Handbook of Mixture Analysis
Arcler Education Inc
The book “Handbook of Mixture Analysis” is a collection of peer-reviewed articles featuring several statistical data analysis methods based on mixture models and their applications in scientific domains such as data mining, machine learning, physics, mechanical engineering, signal processing, economics, cosmology, computational medicine, and more. This book covers several aspects of mixture analysis and variety of models such as the Gaussian Mixture Model (GMM), Dirichlet processes Mixture Model (DMM), Poisson Mixture Regression Model (PMRM), Hierarchical Gamma Mixture Model (HGMM), Quadratic Mixture Model (QMM), K-fold Mixture Model (KMM), Finite Mixture Model (FMM), and Multi-partitions Subspace Mixture Model (M-SMM).

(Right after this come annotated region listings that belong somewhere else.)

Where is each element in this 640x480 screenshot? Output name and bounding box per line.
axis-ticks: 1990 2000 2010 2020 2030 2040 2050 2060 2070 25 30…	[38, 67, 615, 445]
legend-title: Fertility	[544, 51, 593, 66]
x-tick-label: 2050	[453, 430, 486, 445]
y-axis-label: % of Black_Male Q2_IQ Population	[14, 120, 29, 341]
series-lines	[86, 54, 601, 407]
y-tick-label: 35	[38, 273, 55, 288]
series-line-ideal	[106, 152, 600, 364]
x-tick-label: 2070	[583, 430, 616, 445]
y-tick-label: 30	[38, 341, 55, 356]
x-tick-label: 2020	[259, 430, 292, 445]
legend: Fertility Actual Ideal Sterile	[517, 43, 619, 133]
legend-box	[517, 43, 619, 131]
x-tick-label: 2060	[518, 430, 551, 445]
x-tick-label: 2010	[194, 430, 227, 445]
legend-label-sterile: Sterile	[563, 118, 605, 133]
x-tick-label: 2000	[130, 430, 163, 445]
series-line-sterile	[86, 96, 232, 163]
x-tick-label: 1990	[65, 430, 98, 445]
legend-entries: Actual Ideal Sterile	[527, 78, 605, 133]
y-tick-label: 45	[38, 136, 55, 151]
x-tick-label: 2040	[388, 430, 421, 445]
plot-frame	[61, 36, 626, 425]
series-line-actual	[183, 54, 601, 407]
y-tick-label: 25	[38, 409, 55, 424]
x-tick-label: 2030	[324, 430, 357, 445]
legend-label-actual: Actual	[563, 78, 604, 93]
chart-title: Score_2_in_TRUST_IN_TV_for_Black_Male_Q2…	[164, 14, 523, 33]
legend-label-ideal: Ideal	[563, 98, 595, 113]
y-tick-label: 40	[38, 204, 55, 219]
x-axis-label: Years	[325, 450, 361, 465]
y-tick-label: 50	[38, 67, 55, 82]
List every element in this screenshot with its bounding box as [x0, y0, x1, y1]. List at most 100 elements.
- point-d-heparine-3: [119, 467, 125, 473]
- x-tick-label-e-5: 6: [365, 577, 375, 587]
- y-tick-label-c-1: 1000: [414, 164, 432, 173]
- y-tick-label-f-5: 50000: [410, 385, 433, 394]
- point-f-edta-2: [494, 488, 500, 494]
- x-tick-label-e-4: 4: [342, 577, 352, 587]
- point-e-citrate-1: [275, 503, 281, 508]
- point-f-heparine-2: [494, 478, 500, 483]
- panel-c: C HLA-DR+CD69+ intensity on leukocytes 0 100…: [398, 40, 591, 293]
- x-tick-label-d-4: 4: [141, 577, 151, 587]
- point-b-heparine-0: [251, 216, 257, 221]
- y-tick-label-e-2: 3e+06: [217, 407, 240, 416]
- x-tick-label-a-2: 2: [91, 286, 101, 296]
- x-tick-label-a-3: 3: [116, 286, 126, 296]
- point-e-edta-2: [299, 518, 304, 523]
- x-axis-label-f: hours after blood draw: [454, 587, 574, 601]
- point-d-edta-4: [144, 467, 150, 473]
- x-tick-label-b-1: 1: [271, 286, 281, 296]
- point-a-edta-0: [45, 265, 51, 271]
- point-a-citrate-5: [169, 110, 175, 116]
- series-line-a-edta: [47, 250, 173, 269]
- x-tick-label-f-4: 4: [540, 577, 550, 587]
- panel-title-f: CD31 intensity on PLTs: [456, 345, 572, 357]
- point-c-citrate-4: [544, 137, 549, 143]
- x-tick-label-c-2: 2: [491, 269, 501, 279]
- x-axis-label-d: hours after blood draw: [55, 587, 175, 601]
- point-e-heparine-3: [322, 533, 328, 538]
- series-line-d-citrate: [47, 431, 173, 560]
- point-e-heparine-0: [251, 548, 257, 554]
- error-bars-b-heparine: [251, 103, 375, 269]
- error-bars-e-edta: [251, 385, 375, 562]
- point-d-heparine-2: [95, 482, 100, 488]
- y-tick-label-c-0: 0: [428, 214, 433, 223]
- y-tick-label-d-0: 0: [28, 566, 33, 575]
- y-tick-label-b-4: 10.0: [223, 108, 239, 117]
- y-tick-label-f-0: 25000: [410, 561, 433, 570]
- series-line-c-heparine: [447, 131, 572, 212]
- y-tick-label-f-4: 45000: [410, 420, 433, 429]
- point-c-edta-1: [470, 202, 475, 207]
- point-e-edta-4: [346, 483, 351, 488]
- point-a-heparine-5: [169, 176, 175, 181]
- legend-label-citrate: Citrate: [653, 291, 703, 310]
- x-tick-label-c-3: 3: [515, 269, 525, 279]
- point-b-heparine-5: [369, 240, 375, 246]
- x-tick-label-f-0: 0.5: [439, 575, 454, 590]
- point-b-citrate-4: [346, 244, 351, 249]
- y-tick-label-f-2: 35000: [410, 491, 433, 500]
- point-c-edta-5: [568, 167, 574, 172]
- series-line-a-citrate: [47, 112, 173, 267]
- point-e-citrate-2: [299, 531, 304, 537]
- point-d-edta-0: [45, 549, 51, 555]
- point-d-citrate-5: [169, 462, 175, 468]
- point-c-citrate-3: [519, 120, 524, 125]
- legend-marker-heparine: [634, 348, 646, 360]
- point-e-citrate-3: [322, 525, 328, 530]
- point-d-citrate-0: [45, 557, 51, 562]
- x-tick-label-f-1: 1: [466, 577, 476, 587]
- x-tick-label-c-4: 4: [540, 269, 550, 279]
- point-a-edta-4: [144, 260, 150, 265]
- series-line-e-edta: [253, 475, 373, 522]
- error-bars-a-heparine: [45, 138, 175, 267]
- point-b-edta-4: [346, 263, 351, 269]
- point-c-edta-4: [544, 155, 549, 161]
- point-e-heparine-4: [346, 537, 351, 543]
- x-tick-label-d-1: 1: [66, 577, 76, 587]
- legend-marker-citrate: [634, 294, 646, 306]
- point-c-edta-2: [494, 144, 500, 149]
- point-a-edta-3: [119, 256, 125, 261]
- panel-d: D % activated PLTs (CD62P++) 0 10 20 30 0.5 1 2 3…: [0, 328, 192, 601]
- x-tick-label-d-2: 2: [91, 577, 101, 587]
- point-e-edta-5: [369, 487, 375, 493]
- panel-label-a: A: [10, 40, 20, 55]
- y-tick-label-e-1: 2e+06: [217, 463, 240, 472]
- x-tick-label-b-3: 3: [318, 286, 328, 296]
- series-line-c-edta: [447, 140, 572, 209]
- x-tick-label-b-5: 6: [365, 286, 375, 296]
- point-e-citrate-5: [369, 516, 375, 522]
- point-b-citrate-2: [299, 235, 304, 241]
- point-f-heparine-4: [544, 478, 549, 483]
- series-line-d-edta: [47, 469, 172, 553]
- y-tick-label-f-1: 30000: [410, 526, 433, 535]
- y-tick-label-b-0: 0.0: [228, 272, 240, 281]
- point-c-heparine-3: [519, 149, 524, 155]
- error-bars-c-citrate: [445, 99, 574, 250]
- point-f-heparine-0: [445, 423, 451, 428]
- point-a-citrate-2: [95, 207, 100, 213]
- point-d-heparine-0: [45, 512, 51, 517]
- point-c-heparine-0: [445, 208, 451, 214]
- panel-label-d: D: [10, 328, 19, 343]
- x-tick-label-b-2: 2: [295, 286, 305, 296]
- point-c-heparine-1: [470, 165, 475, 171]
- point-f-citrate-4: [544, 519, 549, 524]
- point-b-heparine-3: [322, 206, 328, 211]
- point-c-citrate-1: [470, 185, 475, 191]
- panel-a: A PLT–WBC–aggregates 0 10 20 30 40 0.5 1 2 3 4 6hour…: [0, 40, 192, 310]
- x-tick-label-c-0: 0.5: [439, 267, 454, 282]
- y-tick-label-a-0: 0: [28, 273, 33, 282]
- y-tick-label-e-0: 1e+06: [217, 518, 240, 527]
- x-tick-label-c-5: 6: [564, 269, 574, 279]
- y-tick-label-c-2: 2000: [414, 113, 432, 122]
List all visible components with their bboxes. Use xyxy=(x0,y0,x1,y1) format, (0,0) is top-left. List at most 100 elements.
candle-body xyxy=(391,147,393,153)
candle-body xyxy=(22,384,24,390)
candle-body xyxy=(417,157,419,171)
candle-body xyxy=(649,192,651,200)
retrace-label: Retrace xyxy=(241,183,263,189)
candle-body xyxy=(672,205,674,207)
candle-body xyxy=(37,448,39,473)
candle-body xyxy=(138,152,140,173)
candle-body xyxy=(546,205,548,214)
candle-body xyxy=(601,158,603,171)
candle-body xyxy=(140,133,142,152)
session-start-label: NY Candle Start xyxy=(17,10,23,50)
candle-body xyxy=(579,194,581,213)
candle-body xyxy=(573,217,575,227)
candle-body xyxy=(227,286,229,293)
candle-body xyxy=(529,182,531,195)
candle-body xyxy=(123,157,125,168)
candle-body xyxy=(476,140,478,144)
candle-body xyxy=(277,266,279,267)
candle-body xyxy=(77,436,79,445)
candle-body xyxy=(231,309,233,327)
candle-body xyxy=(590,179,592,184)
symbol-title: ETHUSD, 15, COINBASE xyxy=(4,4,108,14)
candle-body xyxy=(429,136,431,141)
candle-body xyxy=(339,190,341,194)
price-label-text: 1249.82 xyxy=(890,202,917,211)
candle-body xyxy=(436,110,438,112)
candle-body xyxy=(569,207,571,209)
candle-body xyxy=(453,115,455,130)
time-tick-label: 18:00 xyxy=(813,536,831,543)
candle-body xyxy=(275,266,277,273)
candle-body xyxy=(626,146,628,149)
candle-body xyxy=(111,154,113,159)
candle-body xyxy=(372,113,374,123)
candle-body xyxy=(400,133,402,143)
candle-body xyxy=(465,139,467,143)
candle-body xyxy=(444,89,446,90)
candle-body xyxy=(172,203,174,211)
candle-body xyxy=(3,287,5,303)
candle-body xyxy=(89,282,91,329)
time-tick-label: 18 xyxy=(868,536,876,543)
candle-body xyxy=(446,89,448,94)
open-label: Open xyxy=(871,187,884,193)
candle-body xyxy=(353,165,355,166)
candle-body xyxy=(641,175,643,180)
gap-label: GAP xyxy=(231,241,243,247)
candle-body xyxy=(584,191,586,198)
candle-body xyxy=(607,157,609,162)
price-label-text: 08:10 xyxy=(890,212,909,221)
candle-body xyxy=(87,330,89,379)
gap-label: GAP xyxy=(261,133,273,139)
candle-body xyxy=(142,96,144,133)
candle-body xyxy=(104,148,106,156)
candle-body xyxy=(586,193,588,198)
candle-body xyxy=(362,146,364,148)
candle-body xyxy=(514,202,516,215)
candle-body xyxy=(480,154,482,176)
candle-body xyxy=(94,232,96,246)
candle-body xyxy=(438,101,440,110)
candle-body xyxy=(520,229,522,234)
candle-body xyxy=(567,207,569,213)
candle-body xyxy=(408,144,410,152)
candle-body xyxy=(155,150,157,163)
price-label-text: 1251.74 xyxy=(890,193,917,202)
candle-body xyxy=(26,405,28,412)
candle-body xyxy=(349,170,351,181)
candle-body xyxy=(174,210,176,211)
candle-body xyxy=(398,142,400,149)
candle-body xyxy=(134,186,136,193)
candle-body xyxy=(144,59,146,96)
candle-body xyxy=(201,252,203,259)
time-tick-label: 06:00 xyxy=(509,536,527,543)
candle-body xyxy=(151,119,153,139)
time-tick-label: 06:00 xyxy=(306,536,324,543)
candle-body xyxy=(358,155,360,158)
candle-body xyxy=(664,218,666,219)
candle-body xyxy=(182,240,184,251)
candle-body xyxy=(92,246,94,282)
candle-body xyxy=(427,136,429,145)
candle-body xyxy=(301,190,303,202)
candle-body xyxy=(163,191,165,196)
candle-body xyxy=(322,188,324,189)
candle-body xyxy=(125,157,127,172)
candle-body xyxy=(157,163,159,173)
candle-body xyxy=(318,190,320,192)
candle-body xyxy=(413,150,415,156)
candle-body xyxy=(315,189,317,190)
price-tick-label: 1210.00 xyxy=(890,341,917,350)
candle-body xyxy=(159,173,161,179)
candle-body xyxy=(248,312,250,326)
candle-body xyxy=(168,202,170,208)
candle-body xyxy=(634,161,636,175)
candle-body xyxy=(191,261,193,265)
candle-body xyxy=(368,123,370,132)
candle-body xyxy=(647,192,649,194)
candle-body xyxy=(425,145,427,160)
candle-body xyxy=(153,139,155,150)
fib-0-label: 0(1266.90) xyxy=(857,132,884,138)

Olga Moreira is a Ph.D. in Astrophysics and B.Sc. in Physics and Applied Mathematics. She is an experienced technical writer and researcher which former fellowships include postgraduate positions at two of the most renown European institutions in the fields of Astrophysics and Space Science (the European Southern Observatory, and the European Space Agency). Presently, she is an independent scientist working on projects involving machine learning and neural networks research as well as peer-reviewing and edition of academic books.